Des groupes armés de pelles et de pioches creusent le sol à côté d’un amas de corps (…). Le tambour bat, deux compagnies prussiennes viennent s’aligner en armes des deux côtés du trou béant ; à l’une des extrémités, un prêtre en surplis et un pasteur luthérien prononcent l’un après l’autre, les prières de la liturgie allemande. Au signal donné par un roulement de tambour, officiers et soldats abaissent leurs armes et les fossoyeurs laissent rouler dans la fosse profonde ces dépouilles mortelles, confondues dans un éternel repos sous la même terre bénie…
Émile Delmas, De Froeschwiller à Paris, Notes prises sur les champs de bataille.
Paris : Alphonse Lemerre Éditeur, 1871
Le bilan des combats est lourd , environ 10 000 tués du côté français (1 soldat sur 4) et 10 600 du côté allemand (1 soldat sur 8). Faute de véhicules de transport suffisants, les Français ne peuvent pas s’occuper de tous leurs blessés. Ce sont les services sanitaires allemands qui s’en chargent. Tous les bâtiments susceptibles d’accueillir des blessés sont réquisitionnés. Des brancardiers allemands et des civils ramassent les blessés.
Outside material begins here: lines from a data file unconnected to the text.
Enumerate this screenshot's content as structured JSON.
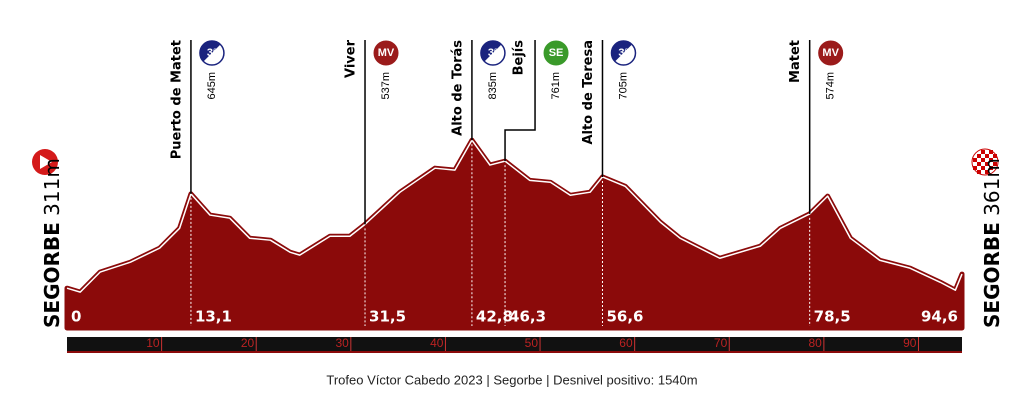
{
  "chart_data": {
    "type": "area",
    "color": "#8b0a0a",
    "xlim": [
      0,
      94.6
    ],
    "ylim": [
      170,
      1190
    ],
    "x": [
      0,
      1.4,
      3.5,
      6.7,
      9.8,
      11.9,
      13.1,
      15.1,
      17.2,
      19.3,
      21.5,
      23.6,
      24.6,
      27.8,
      29.9,
      31.5,
      35.2,
      38.9,
      41.0,
      42.8,
      44.7,
      46.3,
      48.9,
      51.1,
      53.2,
      55.3,
      56.6,
      59.0,
      62.7,
      64.8,
      69.0,
      73.3,
      75.4,
      78.5,
      80.4,
      82.8,
      85.9,
      89.1,
      92.3,
      93.9,
      94.6
    ],
    "values": [
      311,
      297,
      368,
      403,
      453,
      523,
      645,
      570,
      559,
      488,
      481,
      438,
      428,
      495,
      495,
      537,
      651,
      736,
      729,
      835,
      747,
      761,
      693,
      686,
      640,
      651,
      705,
      672,
      545,
      488,
      417,
      460,
      523,
      574,
      637,
      488,
      410,
      382,
      332,
      304,
      361
    ],
    "xticks": [
      10,
      20,
      30,
      40,
      50,
      60,
      70,
      80,
      90
    ],
    "start": {
      "name": "SEGORBE",
      "elevation": {
        "value": 311,
        "label": "311m"
      }
    },
    "finish": {
      "name": "SEGORBE",
      "elevation": {
        "value": 361,
        "label": "361m"
      }
    },
    "km_labels": [
      {
        "value": 0,
        "label": "0"
      },
      {
        "value": 13.1,
        "label": "13,1"
      },
      {
        "value": 31.5,
        "label": "31,5"
      },
      {
        "value": 42.8,
        "label": "42,8"
      },
      {
        "value": 46.3,
        "label": "46,3"
      },
      {
        "value": 56.6,
        "label": "56,6"
      },
      {
        "value": 78.5,
        "label": "78,5"
      },
      {
        "value": 94.6,
        "label": "94,6"
      }
    ],
    "waypoints": [
      {
        "name": "Puerto de Matet",
        "km": 13.1,
        "elevation": {
          "value": 645,
          "label": "645m"
        },
        "badge": "3ª",
        "badge_color": "#1a237e"
      },
      {
        "name": "Viver",
        "km": 31.5,
        "elevation": {
          "value": 537,
          "label": "537m"
        },
        "badge": "MV",
        "badge_color": "#9b1b1b"
      },
      {
        "name": "Alto de Torás",
        "km": 42.8,
        "elevation": {
          "value": 835,
          "label": "835m"
        },
        "badge": "3ª",
        "badge_color": "#1a237e"
      },
      {
        "name": "Bejís",
        "km": 46.3,
        "elevation": {
          "value": 761,
          "label": "761m"
        },
        "badge": "SE",
        "badge_color": "#3a9a2a"
      },
      {
        "name": "Alto de Teresa",
        "km": 56.6,
        "elevation": {
          "value": 705,
          "label": "705m"
        },
        "badge": "3ª",
        "badge_color": "#1a237e"
      },
      {
        "name": "Matet",
        "km": 78.5,
        "elevation": {
          "value": 574,
          "label": "574m"
        },
        "badge": "MV",
        "badge_color": "#9b1b1b"
      }
    ],
    "footer": "Trofeo Víctor Cabedo 2023 | Segorbe | Desnivel positivo: 1540m"
  }
}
Avant les batailles, certaines familles ont quitté leur village souvent sans vivres et sans argent. Les autres se terrent dans les caves. Après les batailles, les soldats allemands s’en prennent à la population civile et pillent caves et greniers. Certains villageois suspectés d’avoir aidé les Français sont pris en otage. La population civile est enfin réquisitionnée pour enterrer les cadavres des hommes et des chevaux (qui se décomposent rapidement en raison de la forte chaleur) et nettoyer les prés et les champs.